Проулок вывел нас на тихую улицу, од завернули за угол и пошли направо.

- А в ту субботу на нее что-то нашло, - продолжала Татьяна. Брунгильда послала нас с ней и Веркой убирать в пивной. Юлька вытерла пыль с пианино, а потом открыла крышку, прошлась по клавишам и начала играть. Ты понимаешь, никогда не подходила к пианино, а тут села и заиграла. И не какой-нибудь там собачий вальс двумя пальцами, а по-настоящему. Моцарта, Шопена, Чайковского. Мы только рты разинули. Юлька, думаем, это или не Юлька. А ее будто прорвало, ничего уже вокруг не видит и не слышит. И мы тоже, как свихнулись, стоим и про уборку забыли. А потом вдруг слышим сзади: "Браво! Браво!" Поворачиваемся, а это Лотта, немка из соседнего двора, стоит у двери, а рядом Брунгильда. Уж лучше бы Лотта молчала. Ты ж понимаешь? Брунгильда ведь на этом пианино чуть не каждый вечер тарабанит. Но если б ты знал, какое это бездарное существо. У нее же ни слуха, ни ритма. А руки! Бухает ими, как копытами. И что особенно поражает, при всём этом она вполне серьёзно считает себя музыкантшей. Бывает же такое! А теперь представь, что эта госпожа мегера почувствовала, когда увидела, как какая-то девчонка из склавов (от немецкого "склаве" - раб, невольник - прим. ред.) играет на ее инструменте, да еще так, как ей самой и во сне не снилось. А тут еще эта соседка: "Браво! Зундершейн! В этих стенах ничего подобного никогда не раздавалось". Представляешь? Жуткий пассаж. Ну, при соседке она, конечно, изобразила мину: "Так ведь эта девчонка, говорит, исполняла совсем другие вещи". Как будто дело всего лишь в других вещах.

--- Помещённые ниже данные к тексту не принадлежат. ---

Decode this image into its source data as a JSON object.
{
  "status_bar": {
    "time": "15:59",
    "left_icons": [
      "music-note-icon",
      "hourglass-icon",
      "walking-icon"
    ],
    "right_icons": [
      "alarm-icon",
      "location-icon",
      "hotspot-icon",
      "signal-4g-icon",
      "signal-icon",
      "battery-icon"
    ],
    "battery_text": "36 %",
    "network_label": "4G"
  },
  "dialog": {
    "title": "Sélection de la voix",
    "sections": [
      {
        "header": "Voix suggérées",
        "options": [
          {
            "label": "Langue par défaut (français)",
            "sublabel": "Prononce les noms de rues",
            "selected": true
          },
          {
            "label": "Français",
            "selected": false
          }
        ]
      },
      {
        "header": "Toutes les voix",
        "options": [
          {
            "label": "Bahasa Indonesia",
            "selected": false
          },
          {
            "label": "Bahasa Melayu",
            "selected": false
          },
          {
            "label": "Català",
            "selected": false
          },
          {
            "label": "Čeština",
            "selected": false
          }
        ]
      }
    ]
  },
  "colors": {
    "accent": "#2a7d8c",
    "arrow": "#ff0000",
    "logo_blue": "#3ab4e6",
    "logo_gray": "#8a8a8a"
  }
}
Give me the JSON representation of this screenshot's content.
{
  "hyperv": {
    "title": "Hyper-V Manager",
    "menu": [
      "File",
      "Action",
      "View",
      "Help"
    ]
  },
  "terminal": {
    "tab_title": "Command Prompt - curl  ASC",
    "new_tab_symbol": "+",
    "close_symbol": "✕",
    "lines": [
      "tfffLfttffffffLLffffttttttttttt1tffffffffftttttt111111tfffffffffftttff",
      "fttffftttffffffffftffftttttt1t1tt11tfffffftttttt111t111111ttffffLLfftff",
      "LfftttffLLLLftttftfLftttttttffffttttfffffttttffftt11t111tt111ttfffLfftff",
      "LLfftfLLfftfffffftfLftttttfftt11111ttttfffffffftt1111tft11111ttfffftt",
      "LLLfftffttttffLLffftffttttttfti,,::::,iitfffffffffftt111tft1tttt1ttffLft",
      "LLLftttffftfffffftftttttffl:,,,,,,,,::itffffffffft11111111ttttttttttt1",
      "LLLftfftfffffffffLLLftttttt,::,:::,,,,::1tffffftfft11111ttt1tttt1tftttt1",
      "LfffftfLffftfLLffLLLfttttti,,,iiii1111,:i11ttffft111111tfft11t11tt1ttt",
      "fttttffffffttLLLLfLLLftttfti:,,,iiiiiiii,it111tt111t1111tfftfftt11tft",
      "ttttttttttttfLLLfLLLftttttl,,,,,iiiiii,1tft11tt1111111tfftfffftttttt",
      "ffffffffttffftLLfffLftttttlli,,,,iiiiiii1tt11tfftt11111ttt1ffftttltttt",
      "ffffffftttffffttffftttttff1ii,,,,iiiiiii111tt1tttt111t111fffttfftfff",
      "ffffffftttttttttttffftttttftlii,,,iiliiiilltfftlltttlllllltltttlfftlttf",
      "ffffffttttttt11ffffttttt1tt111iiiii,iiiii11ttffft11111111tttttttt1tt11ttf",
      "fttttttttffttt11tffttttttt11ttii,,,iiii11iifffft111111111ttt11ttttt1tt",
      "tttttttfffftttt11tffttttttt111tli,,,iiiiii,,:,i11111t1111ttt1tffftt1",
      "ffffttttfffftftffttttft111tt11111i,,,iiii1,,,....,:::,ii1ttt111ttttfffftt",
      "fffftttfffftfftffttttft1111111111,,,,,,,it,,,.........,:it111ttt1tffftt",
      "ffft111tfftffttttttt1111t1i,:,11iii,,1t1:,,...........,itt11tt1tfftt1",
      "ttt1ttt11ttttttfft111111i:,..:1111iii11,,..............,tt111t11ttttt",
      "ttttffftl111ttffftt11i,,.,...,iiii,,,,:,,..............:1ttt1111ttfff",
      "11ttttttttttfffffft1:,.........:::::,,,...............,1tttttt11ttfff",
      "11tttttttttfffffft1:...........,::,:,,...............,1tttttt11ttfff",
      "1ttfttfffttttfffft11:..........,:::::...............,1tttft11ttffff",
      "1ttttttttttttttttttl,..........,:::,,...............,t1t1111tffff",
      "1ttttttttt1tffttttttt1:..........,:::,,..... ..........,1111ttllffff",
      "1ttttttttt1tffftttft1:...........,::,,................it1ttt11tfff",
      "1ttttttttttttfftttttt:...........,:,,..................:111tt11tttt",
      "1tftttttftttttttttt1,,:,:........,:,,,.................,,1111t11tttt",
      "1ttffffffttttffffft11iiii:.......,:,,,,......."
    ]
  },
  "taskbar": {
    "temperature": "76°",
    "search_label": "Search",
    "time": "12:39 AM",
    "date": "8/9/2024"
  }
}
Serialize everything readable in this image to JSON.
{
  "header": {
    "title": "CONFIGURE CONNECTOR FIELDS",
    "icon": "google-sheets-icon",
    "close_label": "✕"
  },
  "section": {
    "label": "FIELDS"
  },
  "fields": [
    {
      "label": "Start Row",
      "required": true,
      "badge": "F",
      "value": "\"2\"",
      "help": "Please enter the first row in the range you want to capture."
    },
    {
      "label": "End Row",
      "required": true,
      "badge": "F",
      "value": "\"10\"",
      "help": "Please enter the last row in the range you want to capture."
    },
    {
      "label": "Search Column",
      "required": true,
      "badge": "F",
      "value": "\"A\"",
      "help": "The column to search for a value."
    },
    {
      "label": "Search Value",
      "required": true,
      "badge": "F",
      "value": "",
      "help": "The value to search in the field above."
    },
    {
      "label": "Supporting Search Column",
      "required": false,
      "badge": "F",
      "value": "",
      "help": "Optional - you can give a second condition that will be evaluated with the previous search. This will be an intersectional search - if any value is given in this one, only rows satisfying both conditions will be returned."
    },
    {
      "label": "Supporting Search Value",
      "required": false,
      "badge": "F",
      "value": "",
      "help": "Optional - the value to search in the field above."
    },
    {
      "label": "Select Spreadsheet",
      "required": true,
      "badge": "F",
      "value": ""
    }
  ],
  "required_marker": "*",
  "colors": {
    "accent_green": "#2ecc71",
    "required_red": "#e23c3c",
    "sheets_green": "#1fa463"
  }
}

Лотта, конечно, только усмехнулась, взяла свои бутылки с пивом и ушла. А мадам Циппель тут же при нас подошла к стойке, сняла с телефона трубку и позвонила в гестапо. Будьте добры, освободите ее от еврейки, которую им арбайтсамт подсунула вместо русской. Я попыталась было вставить хоть слово: что, мол, вы говорите, о какой еврейке? Так она на меня, как овчарка: "Хальтэ клапэ! А то и тебя отправлю в концлагерь!"

- Так и сказала: в концлагерь?

- Ну. А в понедельник мы только сели на фабрике за машины, смотрим, заходит Циппель с каким-то немцем в черной форме - и прямо к Юльке. Мы, конечно, сразу догадались, что это гестаповец. А Юлька уже ждала этого, хотя и изменилась в лице, но спокойно сказала: "Прощайте, девчонки". В окно нам было видно, как ее подвели к фургону, захлопнули в кузов и увезли.

- А что за фургон?

- Ну черный этот, с решеткой.

Евреев, которых в декабре увезли в тот истребительный Аушвиц, тоже взяли гестаповцы. Выходит, и Юлю, скорее всего, отправили туда же. Хотя называли немцы и другие подобные лагеря с крематориями - Бухенвальд, Дахау, Маутхаузен. На душе у меня сделалось ужасно паршиво. Хоть бы разбить что-нибудь вдребезги, что ли. Сейчас мне был хорошо понятен тот отчаянный поступок инженера Петера Шварца, одного из троих евреев, работавших вместе с нами в цехе Швенке. Когда за ними пришли гестаповцы и скомандовали: ком!, он швырнул им в лицо снятый с себя рабочий фартук и, выскочив через заднюю дверь цеха, метнулся в находившийся напротив склад, а там по штабелям мешков с красителями добрался до окна под самой крышей, распахнул его и выбросился с более чем двухэтажной высоты на брусчатку берлинской улицы. Потом конвойщики, подогнав мотоцикл с коляской, подобрали его с переломленной ногой и разбитым в кровь лицом. Я не думаю, что Петер серьезно рассчитывал убежать от вездесущего гестапо, просто сделал этот бросок из окна из чувства протеста. Теперь я его очень понимал.